AI Agents are moving from proof of concept to production, but developers often wonder: why is their "Agent" just a chatbot instead of a production system? The answer lies in a shift in development paradigm—evolving from single API calls to a complete Agent loop, then to deterministic workflows. Based on practical projects, this article outlines a four-stage path and reveals challenges and solutions at each level.

## Methodology | Key Steps for Building a Production-Grade AI Agent in Four Stages

### Stage 1: Bare Calls (Root of Hallucinations)
Directly calling large model APIs without tool interaction capabilities, prone to fabricating data (e.g., Jira ticket IDs). Essentially a chatbot, far from production-ready.

### Stage 2: Agent Loop (Empowering Action Capabilities)
Introduce a loop mechanism of model selecting tools → execution feedback → reasoning. Can interact with external systems (Jira/Slack), but autonomous behavior poses security risks.

### Stage 3: Guardrails (Security Boundary Design)
Add four layers of protection: allowlist (tool restriction), output validation, human confirmation, and iteration limit. Resist prompt injection attacks and build in application-layer security controls.

### Stage 4: Deterministic Workflow (Ultimate Form)
Refactor multi-step decisions into a fixed pipeline. The model runs only once, steps are predictable, inspectable, and auditable—suitable for standardized tasks.

## Evidence | Practical Solutions for Sandbox Deployment and Production Migration

#### Sandboxed Deployment: NVIDIA OpenShell Security Practice
Restrict file system access, process creation, and network connections at the kernel level. Adopt a "sandbox + policy" combination to isolate the Agent environment (only outbound access to Vertex AI, no code push credentials). Even if the model is compromised, sensitive information cannot be stolen.

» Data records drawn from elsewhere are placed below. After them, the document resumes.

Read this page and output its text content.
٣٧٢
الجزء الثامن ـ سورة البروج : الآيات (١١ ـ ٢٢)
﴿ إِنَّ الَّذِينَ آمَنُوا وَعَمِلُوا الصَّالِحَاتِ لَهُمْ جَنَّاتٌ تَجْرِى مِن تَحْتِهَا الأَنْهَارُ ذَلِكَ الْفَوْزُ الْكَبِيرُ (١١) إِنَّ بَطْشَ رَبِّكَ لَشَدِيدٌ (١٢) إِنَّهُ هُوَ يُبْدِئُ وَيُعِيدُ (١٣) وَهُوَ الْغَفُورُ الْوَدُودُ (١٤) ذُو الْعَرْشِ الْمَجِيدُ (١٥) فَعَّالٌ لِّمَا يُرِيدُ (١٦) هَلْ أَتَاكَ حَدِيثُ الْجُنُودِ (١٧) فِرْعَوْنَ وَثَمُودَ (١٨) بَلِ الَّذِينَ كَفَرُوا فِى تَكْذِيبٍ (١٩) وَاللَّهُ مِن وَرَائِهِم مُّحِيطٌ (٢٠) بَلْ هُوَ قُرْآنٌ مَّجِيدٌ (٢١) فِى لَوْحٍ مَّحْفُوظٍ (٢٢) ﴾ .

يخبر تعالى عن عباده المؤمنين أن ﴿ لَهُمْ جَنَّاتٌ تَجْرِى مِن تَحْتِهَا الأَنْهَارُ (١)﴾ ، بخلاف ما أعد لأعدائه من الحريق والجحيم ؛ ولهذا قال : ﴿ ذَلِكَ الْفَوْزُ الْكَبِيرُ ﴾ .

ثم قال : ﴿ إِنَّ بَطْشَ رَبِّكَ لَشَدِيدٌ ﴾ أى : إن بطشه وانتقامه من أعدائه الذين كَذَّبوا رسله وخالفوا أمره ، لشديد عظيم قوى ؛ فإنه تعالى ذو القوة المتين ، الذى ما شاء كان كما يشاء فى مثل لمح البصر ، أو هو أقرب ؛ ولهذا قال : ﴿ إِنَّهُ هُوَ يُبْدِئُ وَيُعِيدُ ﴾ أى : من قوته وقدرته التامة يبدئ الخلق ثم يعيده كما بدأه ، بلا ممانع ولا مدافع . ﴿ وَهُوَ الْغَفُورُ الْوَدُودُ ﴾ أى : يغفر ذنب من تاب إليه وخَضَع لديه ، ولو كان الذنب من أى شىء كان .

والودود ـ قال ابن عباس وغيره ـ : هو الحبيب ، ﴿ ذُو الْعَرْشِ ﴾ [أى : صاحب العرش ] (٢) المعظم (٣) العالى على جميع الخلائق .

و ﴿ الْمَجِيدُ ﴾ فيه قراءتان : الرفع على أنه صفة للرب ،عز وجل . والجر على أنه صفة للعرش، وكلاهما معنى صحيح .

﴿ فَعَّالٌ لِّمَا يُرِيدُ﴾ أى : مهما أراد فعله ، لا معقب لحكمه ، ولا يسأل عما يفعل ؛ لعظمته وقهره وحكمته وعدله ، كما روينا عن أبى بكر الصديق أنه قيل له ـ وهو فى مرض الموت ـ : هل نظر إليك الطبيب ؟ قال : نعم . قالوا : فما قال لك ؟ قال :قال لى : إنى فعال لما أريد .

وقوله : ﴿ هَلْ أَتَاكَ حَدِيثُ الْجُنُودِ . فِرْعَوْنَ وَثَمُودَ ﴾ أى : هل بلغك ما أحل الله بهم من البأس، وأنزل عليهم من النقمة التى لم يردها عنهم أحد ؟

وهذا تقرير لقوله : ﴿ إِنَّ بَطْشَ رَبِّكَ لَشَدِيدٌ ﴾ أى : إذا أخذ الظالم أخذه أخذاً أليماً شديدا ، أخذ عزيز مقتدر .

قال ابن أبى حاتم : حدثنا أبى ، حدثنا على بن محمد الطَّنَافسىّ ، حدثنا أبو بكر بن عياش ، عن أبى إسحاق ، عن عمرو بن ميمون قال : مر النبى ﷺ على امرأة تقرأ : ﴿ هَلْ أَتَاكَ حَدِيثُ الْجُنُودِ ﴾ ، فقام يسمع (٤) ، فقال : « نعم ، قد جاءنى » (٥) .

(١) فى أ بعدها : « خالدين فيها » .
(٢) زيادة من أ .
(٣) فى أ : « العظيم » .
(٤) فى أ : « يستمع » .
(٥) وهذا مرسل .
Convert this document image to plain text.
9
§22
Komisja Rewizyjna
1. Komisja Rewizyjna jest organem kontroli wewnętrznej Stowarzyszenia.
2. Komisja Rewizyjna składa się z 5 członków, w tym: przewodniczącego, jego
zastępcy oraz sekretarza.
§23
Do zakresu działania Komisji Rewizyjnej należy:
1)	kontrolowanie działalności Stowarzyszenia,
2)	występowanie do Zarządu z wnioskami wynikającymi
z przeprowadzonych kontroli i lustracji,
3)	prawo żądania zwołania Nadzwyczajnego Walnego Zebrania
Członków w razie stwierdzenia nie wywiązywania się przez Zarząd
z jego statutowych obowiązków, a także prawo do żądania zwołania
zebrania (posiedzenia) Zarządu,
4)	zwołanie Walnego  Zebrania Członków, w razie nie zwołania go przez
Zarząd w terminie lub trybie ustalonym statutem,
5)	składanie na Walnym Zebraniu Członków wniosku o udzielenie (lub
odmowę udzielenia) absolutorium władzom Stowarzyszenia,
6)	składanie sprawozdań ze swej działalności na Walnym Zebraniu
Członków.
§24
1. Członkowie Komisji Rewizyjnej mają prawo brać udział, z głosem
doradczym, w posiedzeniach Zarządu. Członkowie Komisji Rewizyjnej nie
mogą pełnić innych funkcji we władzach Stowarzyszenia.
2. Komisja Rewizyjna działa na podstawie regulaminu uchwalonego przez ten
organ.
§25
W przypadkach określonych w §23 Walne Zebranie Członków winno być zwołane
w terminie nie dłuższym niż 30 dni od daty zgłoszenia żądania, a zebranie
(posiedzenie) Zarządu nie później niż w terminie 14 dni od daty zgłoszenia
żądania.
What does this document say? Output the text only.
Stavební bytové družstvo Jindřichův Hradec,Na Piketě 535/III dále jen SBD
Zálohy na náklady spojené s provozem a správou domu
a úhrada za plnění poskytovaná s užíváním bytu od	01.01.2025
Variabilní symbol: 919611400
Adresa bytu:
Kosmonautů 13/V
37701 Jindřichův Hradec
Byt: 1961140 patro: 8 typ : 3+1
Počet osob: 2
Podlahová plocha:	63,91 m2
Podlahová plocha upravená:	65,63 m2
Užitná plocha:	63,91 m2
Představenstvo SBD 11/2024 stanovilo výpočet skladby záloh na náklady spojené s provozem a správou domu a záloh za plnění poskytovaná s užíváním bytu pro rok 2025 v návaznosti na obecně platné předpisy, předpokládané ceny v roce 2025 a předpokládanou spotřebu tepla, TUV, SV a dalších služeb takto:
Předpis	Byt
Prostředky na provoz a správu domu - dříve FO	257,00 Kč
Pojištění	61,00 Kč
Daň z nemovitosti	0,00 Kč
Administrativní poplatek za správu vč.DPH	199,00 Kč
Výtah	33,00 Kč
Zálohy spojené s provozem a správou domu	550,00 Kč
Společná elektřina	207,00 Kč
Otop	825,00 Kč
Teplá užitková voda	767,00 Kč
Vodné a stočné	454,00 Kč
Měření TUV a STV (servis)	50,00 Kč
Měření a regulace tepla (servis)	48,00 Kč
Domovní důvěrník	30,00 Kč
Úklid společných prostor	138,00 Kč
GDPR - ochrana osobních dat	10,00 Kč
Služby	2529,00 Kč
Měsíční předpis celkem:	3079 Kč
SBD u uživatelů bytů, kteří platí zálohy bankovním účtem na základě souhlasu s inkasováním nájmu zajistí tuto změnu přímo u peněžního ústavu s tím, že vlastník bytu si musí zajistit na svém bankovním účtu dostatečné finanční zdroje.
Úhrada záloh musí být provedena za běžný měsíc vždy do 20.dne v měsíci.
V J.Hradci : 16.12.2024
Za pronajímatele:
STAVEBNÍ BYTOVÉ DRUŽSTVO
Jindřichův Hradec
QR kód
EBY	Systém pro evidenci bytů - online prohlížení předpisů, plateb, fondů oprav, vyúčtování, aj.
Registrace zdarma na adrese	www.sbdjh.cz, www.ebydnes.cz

#### Three Replacement Points from Demo to Production
1. Replace simulated tools with real API calls;
2. Enable posting operations under the premise of maintaining human approval;
3. Retain guardrail mechanisms such as allowlists and human confirmation (security bottom lines cannot be omitted).

## Conclusion and Recommendations | Essence of Agent Engineering and Team Practice Guide

### Conclusion
Building a production-grade Agent is a systems engineering task involving tool architecture, security design, workflow planning, and multi-layer defense strategies. The four-stage path provides a clear cognitive framework.

### Recommendations
- Teams start prototype development from Stage 2;
- Establish a complete guardrail mechanism in Stage 3;
- Evaluate Stage 4 workflows based on task characteristics;
- Security runs through the entire development process, not as an afterthought patch.